MP Paul Maynard said: “Claremont is an area which faces many challenges, not just for young people and I have always been conscious that what it lacked was somewhere where they could meet together.
“So I’m delighted those with experience have come together to provide that support right in the heart of Claremont.”
“We know there are so many issues that need resolving but here we are seeing the first step in a long journey.”
Senior youth worker Jasmine Gwillam is running the club with sessions currently being held on Monday, Tuesday and Thursday nights for different age groups.
Admission will be 30p including a warm snack.
Jasmine said: “When I was eight I started at the Blackpool Boys and Girls Club so I know what a difference places like this can make.

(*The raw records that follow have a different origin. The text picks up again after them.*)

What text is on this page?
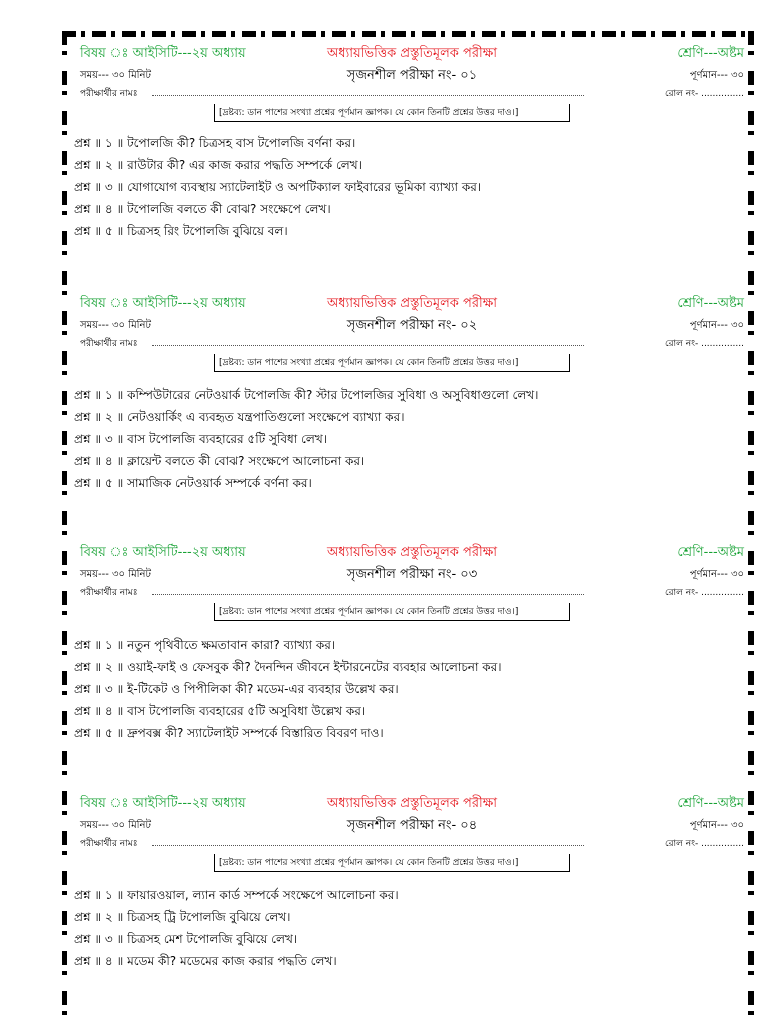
বিষয় ঃ আইসিটি---২য় অধ্যায়	অধ্যায়ভিত্তিক প্রস্তুতিমূলক পরীক্ষা	শ্রেণি---অষ্টম
সময়--- ৩০ মিনিট	সৃজনশীল পরীক্ষা নং- ০১	পূর্ণমান--- ৩০
পরীক্ষার্থীর নামঃ	রোল নং- ...............
[দ্রষ্টব্য: ডান পাশের সংখ্যা প্রশ্নের পূর্ণমান জ্ঞাপক। যে কোন তিনটি প্রশ্নের উত্তর দাও।]
প্রশ্ন ॥ ১ ॥ টপোলজি কী? চিত্রসহ বাস টপোলজি বর্ণনা কর।
প্রশ্ন ॥ ২ ॥ রাউটার কী? এর কাজ করার পদ্ধতি সম্পর্কে লেখ।
প্রশ্ন ॥ ৩ ॥ যোগাযোগ ব্যবস্থায় স্যাটেলাইট ও অপটিক্যাল ফাইবারের ভূমিকা ব্যাখ্যা কর।
প্রশ্ন ॥ ৪ ॥ টপোলজি বলতে কী বোঝ? সংক্ষেপে লেখ।
প্রশ্ন ॥ ৫ ॥ চিত্রসহ রিং টপোলজি বুঝিয়ে বল।
বিষয় ঃ আইসিটি---২য় অধ্যায়	অধ্যায়ভিত্তিক প্রস্তুতিমূলক পরীক্ষা	শ্রেণি---অষ্টম
সময়--- ৩০ মিনিট	সৃজনশীল পরীক্ষা নং- ০২	পূর্ণমান--- ৩০
পরীক্ষার্থীর নামঃ	রোল নং- ...............
[দ্রষ্টব্য: ডান পাশের সংখ্যা প্রশ্নের পূর্ণমান জ্ঞাপক। যে কোন তিনটি প্রশ্নের উত্তর দাও।]
প্রশ্ন ॥ ১ ॥ কম্পিউটারের নেটওয়ার্ক টপোলজি কী? স্টার টপোলজির সুবিধা ও অসুবিধাগুলো লেখ।
প্রশ্ন ॥ ২ ॥ নেটওয়ার্কিং এ ব্যবহৃত যন্ত্রপাতিগুলো সংক্ষেপে ব্যাখ্যা কর।
প্রশ্ন ॥ ৩ ॥ বাস টপোলজি ব্যবহারের ৫টি সুবিধা লেখ।
প্রশ্ন ॥ ৪ ॥ ক্লায়েন্ট বলতে কী বোঝ? সংক্ষেপে আলোচনা কর।
প্রশ্ন ॥ ৫ ॥ সামাজিক নেটওয়ার্ক সম্পর্কে বর্ণনা কর।
বিষয় ঃ আইসিটি---২য় অধ্যায়	অধ্যায়ভিত্তিক প্রস্তুতিমূলক পরীক্ষা	শ্রেণি---অষ্টম
সময়--- ৩০ মিনিট	সৃজনশীল পরীক্ষা নং- ০৩	পূর্ণমান--- ৩০
পরীক্ষার্থীর নামঃ	রোল নং- ...............
[দ্রষ্টব্য: ডান পাশের সংখ্যা প্রশ্নের পূর্ণমান জ্ঞাপক। যে কোন তিনটি প্রশ্নের উত্তর দাও।]
প্রশ্ন ॥ ১ ॥ নতুন পৃথিবীতে ক্ষমতাবান কারা? ব্যাখ্যা কর।
প্রশ্ন ॥ ২ ॥ ওয়াই-ফাই ও ফেসবুক কী? দৈনন্দিন জীবনে ইন্টারনেটের ব্যবহার আলোচনা কর।
প্রশ্ন ॥ ৩ ॥ ই-টিকেট ও পিপীলিকা কী? মডেম-এর ব্যবহার উল্লেখ কর।
প্রশ্ন ॥ ৪ ॥ বাস টপোলজি ব্যবহারের ৫টি অসুবিধা উল্লেখ কর।
প্রশ্ন ॥ ৫ ॥ দ্রুপবক্স কী? স্যাটেলাইট সম্পর্কে বিস্তারিত বিবরণ দাও।
বিষয় ঃ আইসিটি---২য় অধ্যায়	অধ্যায়ভিত্তিক প্রস্তুতিমূলক পরীক্ষা	শ্রেণি---অষ্টম
সময়--- ৩০ মিনিট	সৃজনশীল পরীক্ষা নং- ০৪	পূর্ণমান--- ৩০
পরীক্ষার্থীর নামঃ	রোল নং- ...............
[দ্রষ্টব্য: ডান পাশের সংখ্যা প্রশ্নের পূর্ণমান জ্ঞাপক। যে কোন তিনটি প্রশ্নের উত্তর দাও।]
প্রশ্ন ॥ ১ ॥ ফায়ারওয়াল, ল্যান কার্ড সম্পর্কে সংক্ষেপে আলোচনা কর।
প্রশ্ন ॥ ২ ॥ চিত্রসহ ট্রি টপোলজি বুঝিয়ে লেখ।
প্রশ্ন ॥ ৩ ॥ চিত্রসহ মেশ টপোলজি বুঝিয়ে লেখ।
প্রশ্ন ॥ ৪ ॥ মডেম কী? মডেমের কাজ করার পদ্ধতি লেখ।
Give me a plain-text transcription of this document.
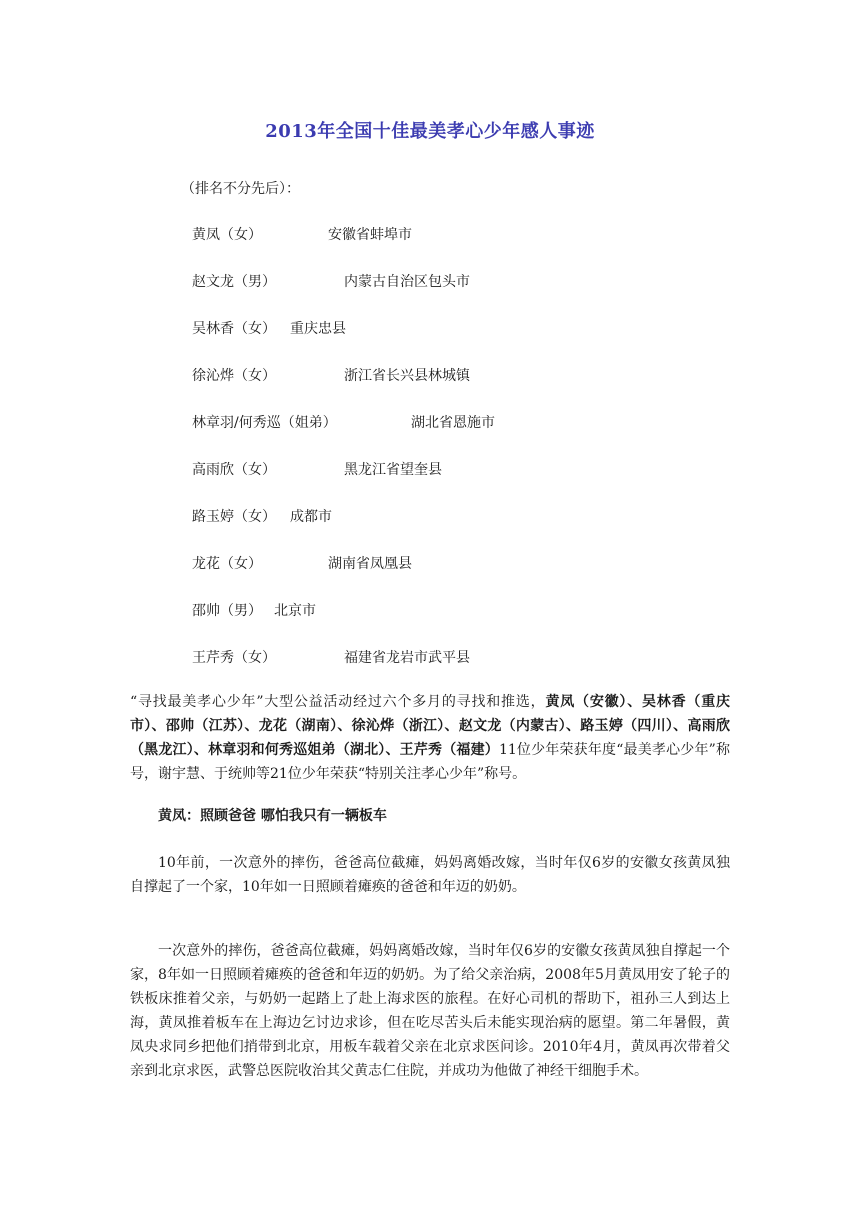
2013年全国十佳最美孝心少年感人事迹
（排名不分先后）：
黄凤（女）	安徽省蚌埠市
赵文龙（男）	内蒙古自治区包头市
吴林香（女）	重庆忠县
徐沁烨（女）	浙江省长兴县林城镇
林章羽/何秀巡（姐弟）	湖北省恩施市
高雨欣（女）	黑龙江省望奎县
路玉婷（女）	成都市
龙花（女）	湖南省凤凰县
邵帅（男） 北京市
王芹秀（女）	福建省龙岩市武平县
“寻找最美孝心少年”大型公益活动经过六个多月的寻找和推选，黄凤（安徽）、吴林香（重庆市）、邵帅（江苏）、龙花（湖南）、徐沁烨（浙江）、赵文龙（内蒙古）、路玉婷（四川）、高雨欣（黑龙江）、林章羽和何秀巡姐弟（湖北）、王芹秀（福建）11位少年荣获年度“最美孝心少年”称号，谢宇慧、于统帅等21位少年荣获“特别关注孝心少年”称号。
黄凤：照顾爸爸 哪怕我只有一辆板车
10年前，一次意外的摔伤，爸爸高位截瘫，妈妈离婚改嫁，当时年仅6岁的安徽女孩黄凤独自撑起了一个家，10年如一日照顾着瘫痪的爸爸和年迈的奶奶。
一次意外的摔伤，爸爸高位截瘫，妈妈离婚改嫁，当时年仅6岁的安徽女孩黄凤独自撑起一个家，8年如一日照顾着瘫痪的爸爸和年迈的奶奶。为了给父亲治病，2008年5月黄凤用安了轮子的铁板床推着父亲，与奶奶一起踏上了赴上海求医的旅程。在好心司机的帮助下，祖孙三人到达上海，黄凤推着板车在上海边乞讨边求诊，但在吃尽苦头后未能实现治病的愿望。第二年暑假，黄凤央求同乡把他们捎带到北京，用板车载着父亲在北京求医问诊。2010年4月，黄凤再次带着父亲到北京求医，武警总医院收治其父黄志仁住院，并成功为他做了神经干细胞手术。
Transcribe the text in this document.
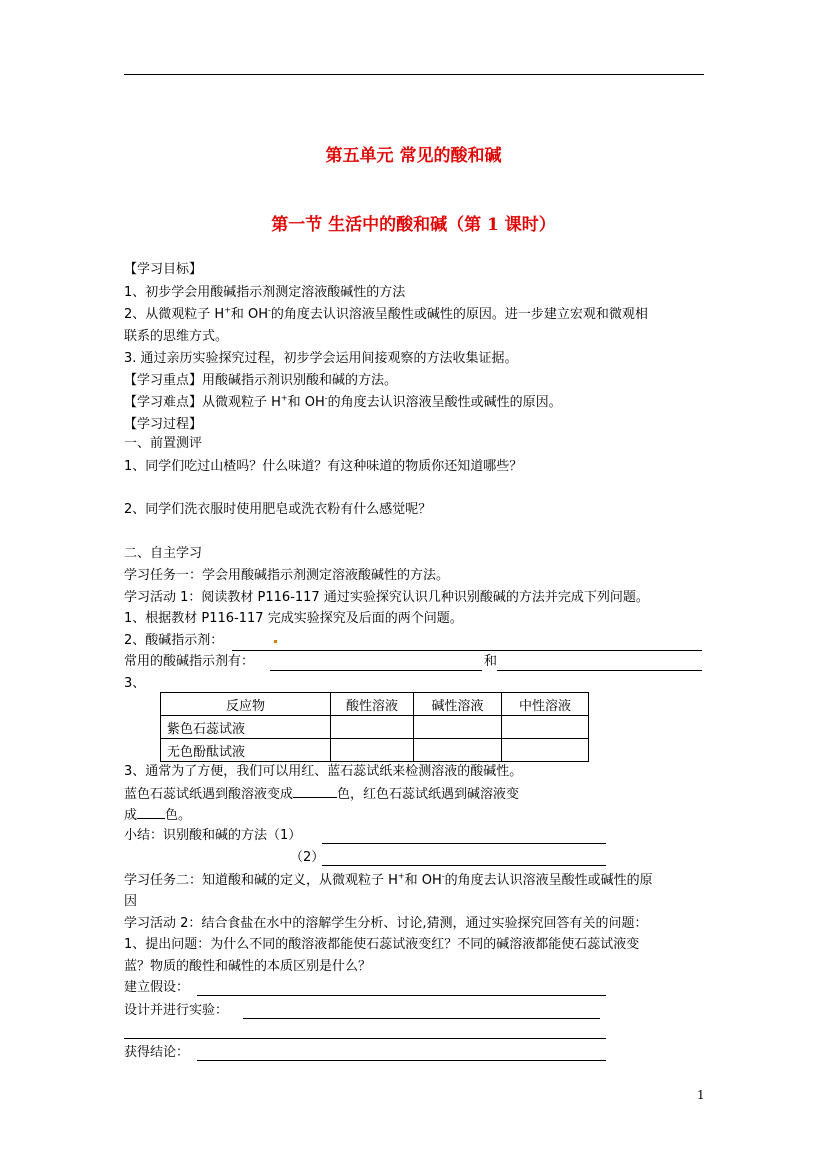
第五单元 常见的酸和碱
第一节 生活中的酸和碱（第 1 课时）
【学习目标】
1、初步学会用酸碱指示剂测定溶液酸碱性的方法
2、从微观粒子 H+和 OH-的角度去认识溶液呈酸性或碱性的原因。进一步建立宏观和微观相
联系的思维方式。
3. 通过亲历实验探究过程，初步学会运用间接观察的方法收集证据。
【学习重点】用酸碱指示剂识别酸和碱的方法。
【学习难点】从微观粒子 H+和 OH-的角度去认识溶液呈酸性或碱性的原因。
【学习过程】
一、前置测评
1、同学们吃过山楂吗？什么味道？有这种味道的物质你还知道哪些？
2、同学们洗衣服时使用肥皂或洗衣粉有什么感觉呢？
二、自主学习
学习任务一：学会用酸碱指示剂测定溶液酸碱性的方法。
学习活动 1：阅读教材 P116-117 通过实验探究认识几种识别酸碱的方法并完成下列问题。
1、根据教材 P116-117 完成实验探究及后面的两个问题。
2、酸碱指示剂：
常用的酸碱指示剂有：	和
3、
反应物	酸性溶液	碱性溶液	中性溶液
紫色石蕊试液			
无色酚酞试液			
3、通常为了方便，我们可以用红、蓝石蕊试纸来检测溶液的酸碱性。
蓝色石蕊试纸遇到酸溶液变成	色，红色石蕊试纸遇到碱溶液变
成 色。
小结：识别酸和碱的方法（1）
（2）
学习任务二：知道酸和碱的定义，从微观粒子 H+和 OH-的角度去认识溶液呈酸性或碱性的原
因
学习活动 2：结合食盐在水中的溶解学生分析、讨论,猜测，通过实验探究回答有关的问题：
1、提出问题：为什么不同的酸溶液都能使石蕊试液变红？不同的碱溶液都能使石蕊试液变
蓝？物质的酸性和碱性的本质区别是什么？
建立假设：
设计并进行实验：
获得结论：
1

“We’re looking forward to providing a fun, warm and safe place for children and young people.
“We want to get to know them and for them to make it their own club.
“We’ll be doing project work such as looking at issues around mental health and anything young people see as a barrier to getting to where they want to be.
“But there will be lots of fun too with things like art projects and pool, and during the sessions we’ll all sit round and eat together.”
Youth worker Ashleigh Threlfall has been part of the team already getting to know youngsters.
She said: “I’ve worked at the Boys and Girls Club at Mereside and I’ve seen the positive impact it’s had there, and I think the Magic Club will do the same here in Claremont.
“We’ve already been walking round the streets, meeting the kids and we have around 50 to 60 young kids.
“They’re really excited about it and we’ve already engaged with many of them and have run a few trips out for them.”
The youngsters themselves say there is nothing much for them to do at the moment once school finishes.
Kyie Robinson, 13, said: “It’s going to help bring the community together and give young people something to do.
“There isn’t a lot around here at the moment.
“We’re hoping to go on a residential trip and do karaoke and have Xbox nights.”
Kyle Griffin, 14, said: “I think it’s going to be amazing.
“It’s great everyone being here and trying to help us.”
The current timetable is Monday, 6pm to 9pm - 11 to 16-year-olds; Tuesday and Thursday, 5.30pm to 8.30pm, junior nights for eight to 11-year-olds.